Markie sat down on the floor, and stood up, and sat down again. I tried to give him a reassuring smile.
“How did I make Sissy go?” I asked Cynthia.
“You did.”
“How?”
Cynthia wiped her eyes with her sleeve, and caught a glimpse of me from under her lashes.
“You just did.”
“You’ll have to tell me how I did.”
“You told Mommy to do it.”
“That’s not so, Cynthia. I didn’t tell Martha anything either way.”
“Mommy stinks.”
She waited for a reaction, which was not forthcoming. But it was her own grossness, rather than my silence, that made her stop crying. Some moments passed, and then in a voice a good deal less certain, she said, “She does.”
“Does she?”
“Why did she have to make Sissy go? Sissy’s fun. Sissy’s my friend. She had no right to make her move.”
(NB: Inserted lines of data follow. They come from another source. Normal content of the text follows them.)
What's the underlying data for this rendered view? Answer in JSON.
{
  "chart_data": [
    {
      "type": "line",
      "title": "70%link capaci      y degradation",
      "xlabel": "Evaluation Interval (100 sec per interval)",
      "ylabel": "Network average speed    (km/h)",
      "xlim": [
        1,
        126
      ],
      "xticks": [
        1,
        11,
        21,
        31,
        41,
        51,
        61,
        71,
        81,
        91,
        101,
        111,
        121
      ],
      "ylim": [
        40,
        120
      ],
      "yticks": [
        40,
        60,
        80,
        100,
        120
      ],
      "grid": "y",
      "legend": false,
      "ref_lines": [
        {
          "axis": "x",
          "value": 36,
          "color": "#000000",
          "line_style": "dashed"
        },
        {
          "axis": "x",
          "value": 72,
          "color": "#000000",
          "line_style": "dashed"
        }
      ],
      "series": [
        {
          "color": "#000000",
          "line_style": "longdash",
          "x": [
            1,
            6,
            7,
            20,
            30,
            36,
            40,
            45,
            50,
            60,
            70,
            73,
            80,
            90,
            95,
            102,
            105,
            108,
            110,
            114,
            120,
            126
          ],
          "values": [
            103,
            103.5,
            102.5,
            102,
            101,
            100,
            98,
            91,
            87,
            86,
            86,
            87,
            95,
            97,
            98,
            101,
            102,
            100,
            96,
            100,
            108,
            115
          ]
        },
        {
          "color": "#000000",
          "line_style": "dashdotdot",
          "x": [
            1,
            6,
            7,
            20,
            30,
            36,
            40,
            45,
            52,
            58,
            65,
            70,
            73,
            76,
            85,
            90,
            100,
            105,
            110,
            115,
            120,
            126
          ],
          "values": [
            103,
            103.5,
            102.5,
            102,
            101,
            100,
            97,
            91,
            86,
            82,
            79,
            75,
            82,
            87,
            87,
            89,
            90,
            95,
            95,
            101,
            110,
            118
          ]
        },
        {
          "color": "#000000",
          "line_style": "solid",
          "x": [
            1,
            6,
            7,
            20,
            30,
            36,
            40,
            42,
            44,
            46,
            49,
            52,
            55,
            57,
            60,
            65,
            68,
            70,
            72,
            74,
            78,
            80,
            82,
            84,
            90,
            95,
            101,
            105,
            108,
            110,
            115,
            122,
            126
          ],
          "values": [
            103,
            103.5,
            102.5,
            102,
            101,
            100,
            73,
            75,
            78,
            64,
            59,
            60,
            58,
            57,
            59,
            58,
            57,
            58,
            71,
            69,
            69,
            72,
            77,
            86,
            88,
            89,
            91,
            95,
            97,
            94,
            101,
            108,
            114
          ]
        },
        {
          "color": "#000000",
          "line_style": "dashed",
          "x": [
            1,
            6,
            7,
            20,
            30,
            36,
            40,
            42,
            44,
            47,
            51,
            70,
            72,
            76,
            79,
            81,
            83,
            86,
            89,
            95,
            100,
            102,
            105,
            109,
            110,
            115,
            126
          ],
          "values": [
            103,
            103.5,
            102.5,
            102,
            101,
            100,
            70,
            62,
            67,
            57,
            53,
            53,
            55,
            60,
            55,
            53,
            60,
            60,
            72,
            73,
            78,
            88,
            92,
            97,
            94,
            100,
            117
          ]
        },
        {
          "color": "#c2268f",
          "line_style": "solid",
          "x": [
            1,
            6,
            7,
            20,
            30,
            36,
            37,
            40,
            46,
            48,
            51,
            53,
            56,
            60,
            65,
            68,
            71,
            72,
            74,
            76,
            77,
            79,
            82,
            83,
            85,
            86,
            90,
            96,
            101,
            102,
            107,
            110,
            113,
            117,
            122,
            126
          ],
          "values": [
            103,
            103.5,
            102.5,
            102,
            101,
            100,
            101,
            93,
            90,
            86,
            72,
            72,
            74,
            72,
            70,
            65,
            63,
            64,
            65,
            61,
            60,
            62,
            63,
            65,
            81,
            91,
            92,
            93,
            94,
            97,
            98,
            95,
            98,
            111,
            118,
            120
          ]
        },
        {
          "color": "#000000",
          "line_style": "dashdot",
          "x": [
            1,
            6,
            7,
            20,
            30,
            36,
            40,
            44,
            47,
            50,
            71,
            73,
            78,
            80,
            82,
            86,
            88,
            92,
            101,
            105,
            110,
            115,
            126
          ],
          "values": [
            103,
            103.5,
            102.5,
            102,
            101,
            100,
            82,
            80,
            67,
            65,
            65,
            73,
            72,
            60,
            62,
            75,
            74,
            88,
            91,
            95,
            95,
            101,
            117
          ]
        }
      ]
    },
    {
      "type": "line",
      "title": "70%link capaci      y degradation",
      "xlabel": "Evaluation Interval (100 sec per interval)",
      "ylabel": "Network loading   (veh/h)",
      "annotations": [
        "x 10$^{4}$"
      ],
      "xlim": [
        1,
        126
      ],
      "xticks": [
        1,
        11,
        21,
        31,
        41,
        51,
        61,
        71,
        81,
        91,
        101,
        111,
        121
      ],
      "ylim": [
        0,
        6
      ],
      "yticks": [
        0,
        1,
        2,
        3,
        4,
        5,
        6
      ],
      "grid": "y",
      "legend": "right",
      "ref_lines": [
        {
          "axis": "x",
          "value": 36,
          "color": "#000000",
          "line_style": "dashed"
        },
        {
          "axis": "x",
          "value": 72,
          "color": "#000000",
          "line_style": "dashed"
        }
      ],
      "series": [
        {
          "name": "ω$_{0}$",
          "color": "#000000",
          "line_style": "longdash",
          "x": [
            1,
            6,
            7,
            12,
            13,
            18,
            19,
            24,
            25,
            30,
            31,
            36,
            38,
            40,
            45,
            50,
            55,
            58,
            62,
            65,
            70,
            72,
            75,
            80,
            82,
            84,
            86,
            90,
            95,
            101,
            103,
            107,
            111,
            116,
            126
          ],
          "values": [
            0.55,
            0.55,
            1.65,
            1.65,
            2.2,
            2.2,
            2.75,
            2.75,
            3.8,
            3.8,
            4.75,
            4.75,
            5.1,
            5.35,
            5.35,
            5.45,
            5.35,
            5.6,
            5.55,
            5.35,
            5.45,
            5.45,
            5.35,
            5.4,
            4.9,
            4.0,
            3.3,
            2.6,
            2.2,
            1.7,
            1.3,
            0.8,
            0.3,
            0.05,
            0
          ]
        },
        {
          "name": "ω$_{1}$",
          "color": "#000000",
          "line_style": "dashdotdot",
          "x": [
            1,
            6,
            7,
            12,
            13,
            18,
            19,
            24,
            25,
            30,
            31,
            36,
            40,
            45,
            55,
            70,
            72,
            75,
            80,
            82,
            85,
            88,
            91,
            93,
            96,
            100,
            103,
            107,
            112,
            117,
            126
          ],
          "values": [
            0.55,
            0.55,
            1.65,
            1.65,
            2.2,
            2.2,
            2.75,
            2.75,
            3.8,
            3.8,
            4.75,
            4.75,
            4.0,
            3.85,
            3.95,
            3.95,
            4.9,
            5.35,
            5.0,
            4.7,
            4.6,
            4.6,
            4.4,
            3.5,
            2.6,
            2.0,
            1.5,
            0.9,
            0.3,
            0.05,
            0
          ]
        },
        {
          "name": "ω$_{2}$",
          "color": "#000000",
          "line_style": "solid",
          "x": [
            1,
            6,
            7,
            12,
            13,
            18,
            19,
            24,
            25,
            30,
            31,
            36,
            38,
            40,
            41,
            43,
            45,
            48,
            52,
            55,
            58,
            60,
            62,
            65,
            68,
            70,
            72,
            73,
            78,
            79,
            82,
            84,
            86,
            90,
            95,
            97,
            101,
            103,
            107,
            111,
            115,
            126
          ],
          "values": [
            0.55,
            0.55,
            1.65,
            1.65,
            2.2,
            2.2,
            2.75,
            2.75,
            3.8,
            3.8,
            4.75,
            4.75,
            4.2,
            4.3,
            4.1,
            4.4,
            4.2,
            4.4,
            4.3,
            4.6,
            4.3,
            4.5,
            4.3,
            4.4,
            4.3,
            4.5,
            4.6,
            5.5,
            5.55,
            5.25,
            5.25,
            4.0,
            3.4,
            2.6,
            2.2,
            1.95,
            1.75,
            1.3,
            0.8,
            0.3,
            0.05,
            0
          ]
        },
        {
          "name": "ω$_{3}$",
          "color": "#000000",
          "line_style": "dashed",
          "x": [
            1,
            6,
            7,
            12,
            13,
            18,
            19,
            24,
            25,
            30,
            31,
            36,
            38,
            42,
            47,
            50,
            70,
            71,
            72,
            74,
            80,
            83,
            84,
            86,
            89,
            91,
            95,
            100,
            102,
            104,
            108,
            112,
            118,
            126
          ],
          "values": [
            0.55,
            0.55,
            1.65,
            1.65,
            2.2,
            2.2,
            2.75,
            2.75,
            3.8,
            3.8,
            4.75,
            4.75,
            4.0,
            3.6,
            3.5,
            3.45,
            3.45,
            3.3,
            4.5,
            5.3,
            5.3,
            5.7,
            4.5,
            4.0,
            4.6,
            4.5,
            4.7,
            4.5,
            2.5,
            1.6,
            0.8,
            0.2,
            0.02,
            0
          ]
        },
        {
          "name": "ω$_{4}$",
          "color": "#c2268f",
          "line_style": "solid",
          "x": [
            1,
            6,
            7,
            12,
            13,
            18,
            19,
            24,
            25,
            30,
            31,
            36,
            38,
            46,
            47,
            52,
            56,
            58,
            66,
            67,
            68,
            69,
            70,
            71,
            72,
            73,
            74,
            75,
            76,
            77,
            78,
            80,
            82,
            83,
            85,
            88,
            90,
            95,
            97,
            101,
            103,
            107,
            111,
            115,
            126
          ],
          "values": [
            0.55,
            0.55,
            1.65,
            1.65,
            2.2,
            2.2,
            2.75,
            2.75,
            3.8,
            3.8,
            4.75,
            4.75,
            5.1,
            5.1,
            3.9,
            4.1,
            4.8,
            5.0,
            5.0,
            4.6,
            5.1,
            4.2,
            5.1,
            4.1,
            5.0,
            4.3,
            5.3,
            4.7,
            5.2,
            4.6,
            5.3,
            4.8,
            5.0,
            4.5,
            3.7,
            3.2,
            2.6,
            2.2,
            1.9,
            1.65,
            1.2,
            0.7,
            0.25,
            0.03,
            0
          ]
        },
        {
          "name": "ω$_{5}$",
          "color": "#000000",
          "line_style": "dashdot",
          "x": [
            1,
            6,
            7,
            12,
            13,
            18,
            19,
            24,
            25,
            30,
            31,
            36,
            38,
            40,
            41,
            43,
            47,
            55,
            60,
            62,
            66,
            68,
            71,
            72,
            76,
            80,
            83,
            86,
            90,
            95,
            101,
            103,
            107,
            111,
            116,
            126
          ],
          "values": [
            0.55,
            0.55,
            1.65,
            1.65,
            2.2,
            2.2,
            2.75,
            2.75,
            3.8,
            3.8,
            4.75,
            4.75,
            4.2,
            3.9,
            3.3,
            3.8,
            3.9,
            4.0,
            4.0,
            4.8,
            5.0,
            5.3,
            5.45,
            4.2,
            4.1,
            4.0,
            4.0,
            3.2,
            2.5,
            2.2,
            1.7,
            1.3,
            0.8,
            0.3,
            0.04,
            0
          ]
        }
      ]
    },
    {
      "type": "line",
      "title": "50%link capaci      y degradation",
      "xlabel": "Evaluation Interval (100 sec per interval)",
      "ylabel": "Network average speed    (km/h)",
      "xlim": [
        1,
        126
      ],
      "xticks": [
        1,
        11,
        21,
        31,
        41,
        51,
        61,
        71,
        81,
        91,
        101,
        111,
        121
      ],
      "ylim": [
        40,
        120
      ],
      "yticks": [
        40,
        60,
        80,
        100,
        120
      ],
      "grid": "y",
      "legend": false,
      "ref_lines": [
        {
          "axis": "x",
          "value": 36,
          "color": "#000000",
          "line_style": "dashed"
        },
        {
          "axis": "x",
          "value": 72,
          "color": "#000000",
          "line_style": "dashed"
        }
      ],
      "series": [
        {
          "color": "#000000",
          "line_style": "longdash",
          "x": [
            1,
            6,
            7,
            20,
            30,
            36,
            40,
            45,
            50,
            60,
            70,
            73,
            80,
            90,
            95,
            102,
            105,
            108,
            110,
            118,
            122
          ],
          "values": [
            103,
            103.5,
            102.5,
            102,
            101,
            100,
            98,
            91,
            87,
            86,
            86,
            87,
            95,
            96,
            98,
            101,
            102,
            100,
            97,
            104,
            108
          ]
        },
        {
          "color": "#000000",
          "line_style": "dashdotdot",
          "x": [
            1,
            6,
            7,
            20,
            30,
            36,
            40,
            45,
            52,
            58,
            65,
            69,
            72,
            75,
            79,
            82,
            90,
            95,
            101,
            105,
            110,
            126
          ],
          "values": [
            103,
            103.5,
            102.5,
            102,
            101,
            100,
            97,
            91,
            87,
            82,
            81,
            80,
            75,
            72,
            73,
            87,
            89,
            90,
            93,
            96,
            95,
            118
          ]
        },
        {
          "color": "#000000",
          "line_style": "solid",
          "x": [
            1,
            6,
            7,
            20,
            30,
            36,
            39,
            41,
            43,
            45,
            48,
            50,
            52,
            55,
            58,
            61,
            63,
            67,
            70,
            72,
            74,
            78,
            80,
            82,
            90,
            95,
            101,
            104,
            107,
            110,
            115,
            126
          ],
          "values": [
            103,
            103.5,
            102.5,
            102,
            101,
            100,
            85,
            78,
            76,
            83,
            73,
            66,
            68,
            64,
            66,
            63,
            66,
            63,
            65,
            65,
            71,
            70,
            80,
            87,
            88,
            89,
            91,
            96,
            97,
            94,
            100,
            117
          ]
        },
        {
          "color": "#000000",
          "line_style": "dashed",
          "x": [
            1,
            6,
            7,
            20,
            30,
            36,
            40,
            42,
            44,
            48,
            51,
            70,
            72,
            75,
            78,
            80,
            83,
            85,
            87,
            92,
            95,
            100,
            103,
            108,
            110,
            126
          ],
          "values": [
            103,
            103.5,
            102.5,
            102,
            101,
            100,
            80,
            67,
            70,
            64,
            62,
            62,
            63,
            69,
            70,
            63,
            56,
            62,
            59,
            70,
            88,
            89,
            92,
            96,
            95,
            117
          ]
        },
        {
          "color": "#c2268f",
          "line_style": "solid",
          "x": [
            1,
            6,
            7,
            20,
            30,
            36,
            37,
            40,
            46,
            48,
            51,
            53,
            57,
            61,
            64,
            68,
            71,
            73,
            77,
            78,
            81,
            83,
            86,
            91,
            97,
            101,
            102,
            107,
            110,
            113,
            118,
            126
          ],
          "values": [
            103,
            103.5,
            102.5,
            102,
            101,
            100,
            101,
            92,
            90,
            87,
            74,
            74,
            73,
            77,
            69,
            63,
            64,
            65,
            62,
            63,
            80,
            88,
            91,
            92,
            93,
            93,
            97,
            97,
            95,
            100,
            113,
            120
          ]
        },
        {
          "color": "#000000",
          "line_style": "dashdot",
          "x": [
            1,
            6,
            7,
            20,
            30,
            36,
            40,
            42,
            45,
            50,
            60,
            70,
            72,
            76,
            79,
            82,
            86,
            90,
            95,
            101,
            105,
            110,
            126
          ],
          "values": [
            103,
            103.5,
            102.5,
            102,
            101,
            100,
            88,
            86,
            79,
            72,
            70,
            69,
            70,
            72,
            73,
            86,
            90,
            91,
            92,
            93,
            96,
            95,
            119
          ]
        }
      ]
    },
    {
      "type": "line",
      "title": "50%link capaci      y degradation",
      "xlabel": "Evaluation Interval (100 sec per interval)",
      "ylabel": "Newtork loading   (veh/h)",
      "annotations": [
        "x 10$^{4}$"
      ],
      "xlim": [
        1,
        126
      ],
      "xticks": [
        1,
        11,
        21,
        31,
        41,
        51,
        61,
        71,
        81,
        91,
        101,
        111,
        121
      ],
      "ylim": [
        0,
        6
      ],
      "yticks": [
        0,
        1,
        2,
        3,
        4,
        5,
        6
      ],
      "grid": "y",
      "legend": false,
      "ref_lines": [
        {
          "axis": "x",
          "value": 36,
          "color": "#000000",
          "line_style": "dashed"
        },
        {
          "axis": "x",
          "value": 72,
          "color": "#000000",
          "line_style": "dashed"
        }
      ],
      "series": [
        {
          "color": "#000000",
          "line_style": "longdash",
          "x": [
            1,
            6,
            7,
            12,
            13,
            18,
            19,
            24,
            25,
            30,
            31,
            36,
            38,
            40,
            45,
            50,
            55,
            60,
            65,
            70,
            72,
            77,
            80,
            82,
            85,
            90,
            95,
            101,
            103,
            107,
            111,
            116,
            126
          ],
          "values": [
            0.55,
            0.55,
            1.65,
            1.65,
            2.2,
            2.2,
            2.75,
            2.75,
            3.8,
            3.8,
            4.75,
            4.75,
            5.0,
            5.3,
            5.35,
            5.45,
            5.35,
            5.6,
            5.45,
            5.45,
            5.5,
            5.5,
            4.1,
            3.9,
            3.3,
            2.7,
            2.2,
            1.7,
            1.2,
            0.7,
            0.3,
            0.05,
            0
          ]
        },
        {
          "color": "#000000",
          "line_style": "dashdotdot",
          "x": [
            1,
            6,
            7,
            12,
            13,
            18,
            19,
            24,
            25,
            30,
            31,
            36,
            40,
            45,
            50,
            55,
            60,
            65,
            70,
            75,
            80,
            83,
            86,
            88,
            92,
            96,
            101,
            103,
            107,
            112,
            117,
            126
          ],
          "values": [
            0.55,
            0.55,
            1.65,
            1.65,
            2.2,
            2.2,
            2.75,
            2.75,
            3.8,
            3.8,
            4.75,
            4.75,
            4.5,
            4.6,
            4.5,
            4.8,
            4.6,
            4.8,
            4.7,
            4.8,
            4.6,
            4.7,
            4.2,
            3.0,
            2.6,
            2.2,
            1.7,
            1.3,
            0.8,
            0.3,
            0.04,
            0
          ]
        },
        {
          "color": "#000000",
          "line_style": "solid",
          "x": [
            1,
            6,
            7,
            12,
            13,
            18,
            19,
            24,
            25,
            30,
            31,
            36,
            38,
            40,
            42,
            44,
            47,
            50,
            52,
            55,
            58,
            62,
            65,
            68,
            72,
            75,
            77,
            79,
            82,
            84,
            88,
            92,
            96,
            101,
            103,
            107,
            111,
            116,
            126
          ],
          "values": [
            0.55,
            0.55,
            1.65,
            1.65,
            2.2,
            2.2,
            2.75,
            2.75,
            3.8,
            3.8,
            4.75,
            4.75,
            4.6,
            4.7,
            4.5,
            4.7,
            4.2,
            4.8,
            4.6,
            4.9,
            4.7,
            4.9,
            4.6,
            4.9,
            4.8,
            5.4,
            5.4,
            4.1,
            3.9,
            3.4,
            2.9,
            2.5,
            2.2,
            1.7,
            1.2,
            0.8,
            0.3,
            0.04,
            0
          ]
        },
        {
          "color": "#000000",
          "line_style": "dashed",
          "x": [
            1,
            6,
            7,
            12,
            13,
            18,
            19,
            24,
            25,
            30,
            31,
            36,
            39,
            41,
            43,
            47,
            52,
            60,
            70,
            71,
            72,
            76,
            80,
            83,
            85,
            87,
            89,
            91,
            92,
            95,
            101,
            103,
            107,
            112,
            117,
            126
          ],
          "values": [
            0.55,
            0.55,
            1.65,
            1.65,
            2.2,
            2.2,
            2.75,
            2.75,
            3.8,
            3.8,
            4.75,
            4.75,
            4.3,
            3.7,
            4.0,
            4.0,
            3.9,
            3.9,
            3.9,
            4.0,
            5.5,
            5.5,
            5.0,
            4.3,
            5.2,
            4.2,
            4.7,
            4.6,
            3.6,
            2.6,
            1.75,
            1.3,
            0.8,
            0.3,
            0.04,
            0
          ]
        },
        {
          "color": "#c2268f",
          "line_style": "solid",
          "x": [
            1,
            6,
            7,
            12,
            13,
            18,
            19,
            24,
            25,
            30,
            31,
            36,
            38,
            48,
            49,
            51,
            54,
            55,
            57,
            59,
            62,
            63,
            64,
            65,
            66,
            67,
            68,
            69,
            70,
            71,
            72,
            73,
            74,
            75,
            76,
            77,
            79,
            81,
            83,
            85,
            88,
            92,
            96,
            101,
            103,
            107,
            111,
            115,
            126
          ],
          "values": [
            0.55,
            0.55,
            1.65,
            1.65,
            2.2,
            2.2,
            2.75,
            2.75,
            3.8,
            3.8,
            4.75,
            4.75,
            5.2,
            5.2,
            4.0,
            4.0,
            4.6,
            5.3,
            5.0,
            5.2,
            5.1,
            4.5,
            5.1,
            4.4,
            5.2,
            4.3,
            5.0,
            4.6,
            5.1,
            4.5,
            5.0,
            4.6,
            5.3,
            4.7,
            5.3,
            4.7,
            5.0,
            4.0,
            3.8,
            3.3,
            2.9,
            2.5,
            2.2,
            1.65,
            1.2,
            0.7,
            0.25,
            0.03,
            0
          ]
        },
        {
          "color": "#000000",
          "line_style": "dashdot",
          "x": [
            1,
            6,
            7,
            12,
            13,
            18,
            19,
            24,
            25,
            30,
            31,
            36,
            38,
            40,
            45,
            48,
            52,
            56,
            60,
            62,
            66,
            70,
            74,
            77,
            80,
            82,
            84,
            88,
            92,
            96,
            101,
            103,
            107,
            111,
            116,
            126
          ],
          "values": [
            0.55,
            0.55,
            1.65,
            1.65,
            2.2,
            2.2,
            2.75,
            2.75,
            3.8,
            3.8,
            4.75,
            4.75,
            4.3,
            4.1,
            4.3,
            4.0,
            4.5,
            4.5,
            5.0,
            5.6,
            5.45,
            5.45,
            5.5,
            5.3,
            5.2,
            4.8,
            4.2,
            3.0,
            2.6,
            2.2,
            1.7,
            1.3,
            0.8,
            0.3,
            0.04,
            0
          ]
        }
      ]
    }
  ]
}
“It’s her house. She can ask anybody to move out, or to stay, that she likes. Don’t you think adults have rights as well as children?”
“She doesn’t own it.”
“Yes, she does,” I said.
“Ha-ha. The agency owns the house.”
“She owns you, Cynthia. She owns Markie.”
I looked at Markie, who was sitting on the floor now, reflecting.
“My father owns me too,” Cynthia said cautiously.
I went on as best I could; though there was suspicion in her voice, there was a note of inquiry too. “Of course your father owns you too. However, right now you’re living with your mother. Your mother makes your meals, and buys your clothes, and she calls the doctor, and sees you get Christmas presents, and she supports you and protects you. Do you know that, Cynthia? Your mother works to support herself, and you, and Markie.”
“So does my father. He’s a famous artist.”